Billions of people around the world are at risk of obtaining unsafe food. There is an urgent need to improve the efficiency and effectiveness of food supply chains. The global population is expected to reach at least 9 billion by 2050, requiring 70% more food than today, and requiring food production and distribution to become more sustainable.

Today, food safety is a global concern for many food safety scandal. As supply chains become more global and complex, the ability to track and trace products from fork to farm becomes more difficult, but still equally important.

Good traceability minimizes production and distribution of unsafe or poor quality products. It allows targeting of products affected by food safety concerns, minimizing trade disruption and any potential public health risks.

 

- Traceability In Global Food Industry

For a decade or more, the food industry has struggled to trace food from its source in the field or ocean to its final purchase. These traceability efforts are gaining momentum. Over the past six years, Britain and France have passed laws making holding companies liable for human rights abuses that occur in their supply chains. French law also covers environmental abuse, and a new law in Germany will come into force in 2023.

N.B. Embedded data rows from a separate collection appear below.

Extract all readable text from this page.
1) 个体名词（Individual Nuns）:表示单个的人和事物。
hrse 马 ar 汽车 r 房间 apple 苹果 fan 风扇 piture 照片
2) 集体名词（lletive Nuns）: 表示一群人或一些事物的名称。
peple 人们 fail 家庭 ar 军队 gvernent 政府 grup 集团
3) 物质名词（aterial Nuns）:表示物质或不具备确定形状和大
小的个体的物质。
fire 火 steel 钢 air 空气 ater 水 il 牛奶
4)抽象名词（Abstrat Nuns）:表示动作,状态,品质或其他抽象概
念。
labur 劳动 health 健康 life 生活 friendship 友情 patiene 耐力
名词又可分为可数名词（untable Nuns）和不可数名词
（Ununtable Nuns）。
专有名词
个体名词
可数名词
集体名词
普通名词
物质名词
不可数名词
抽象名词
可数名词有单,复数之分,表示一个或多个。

Proposed U.S. Food and Drug Administration (FDA) regulations will require players in the food value chain to maintain sortable, end-to-end electronic records that can be provided on request within 24 hours during a foodborne illness outbreak or food recall investigation.

The global movement to hold food companies accountable for the origin of the goods they grow, distribute and sell creates an opportunity to design a broad range of beneficial solutions for food systems and safety. Industry participants ready to transform their supply chains may see improved value creation and societal benefits as a result of proposed FDA regulations. 

 

- FSMA and Traceability

The FDA Food Safety Modernization Act (FSMA) addresses the need for rapid and effective tracking and tracing of foods. FSMA section 204, Enhancing Tracking and Tracing of Food and Recordkeeping, instructs the FDA to develop additional recordkeeping requirements for certain foods.

The regulation could encourage progress on several fronts:

  • Greater inventory transparency and supply and demand planning
  • Achieve climate and sustainability goals faster, such as reducing emissions and reducing food waste
  • Greater supplier diversity and fairer labor practices in the supply chain
  • Consumer and market forces drive the ability of supply chains to improve environmental and social sustainability


Jerusalem_Israel_070123B
[Jerusalem, Israel - C. Paul David]

- FSMA Rule 204 and Food Traceability System

FSMA Rule 204 is finalized on November 15, 2022. This new regulation affects many fresh food categories, including produce and seafood. Make compliance easy and gain greater visibility into your supply chain with traceability software.

Food traceability systems are tools that help you record, track and verify the history of a product and where it has arrived in the supply chain. Food traceability systems give you tools like batch numbers so you can locate your product anywhere in the distribution route.  

Food traceability will allow you to monitor perishable inventory, giving you the tools to maintain business compliance and execute product recalls.

The best food traceability systems will help you easily find information about the raw materials (whether batches or individual ingredients) used in your product and the route through which the product was made. 

Product traceability is also used in other industries such as: drug, coffee manufacturing, and Cosmetic manufacturing.

 

- The Benefits of Improved Food Traceability

Food traceability is the ability to track the movement of food and its ingredients through all steps (before and after) in the supply chain. Traceability involves recording and linking the production, processing and distribution chains of food and ingredients. 

The benefits of improved food traceability cannot be overstated. In today's interconnected and interdependent food systems, most of the food we eat travels many miles. It passes through many nodes in the food supply chain, and our knowledge of food and its journey from origin to consumer is often limited. To help ensure the safety of food and its ingredients at all steps in the process, we must be able to track its movement. This is the definition of traceability and why it is so important to safeguarding public health and maintaining consumer confidence in the food supply.

In the event of a foodborne illness outbreak or contamination incident, effective product traceability can help government agencies and those who produce and sell food to quickly locate the source of the product and where contamination may have occurred. This allows affected products to be removed from the market more quickly, reducing the incidence of foodborne illness.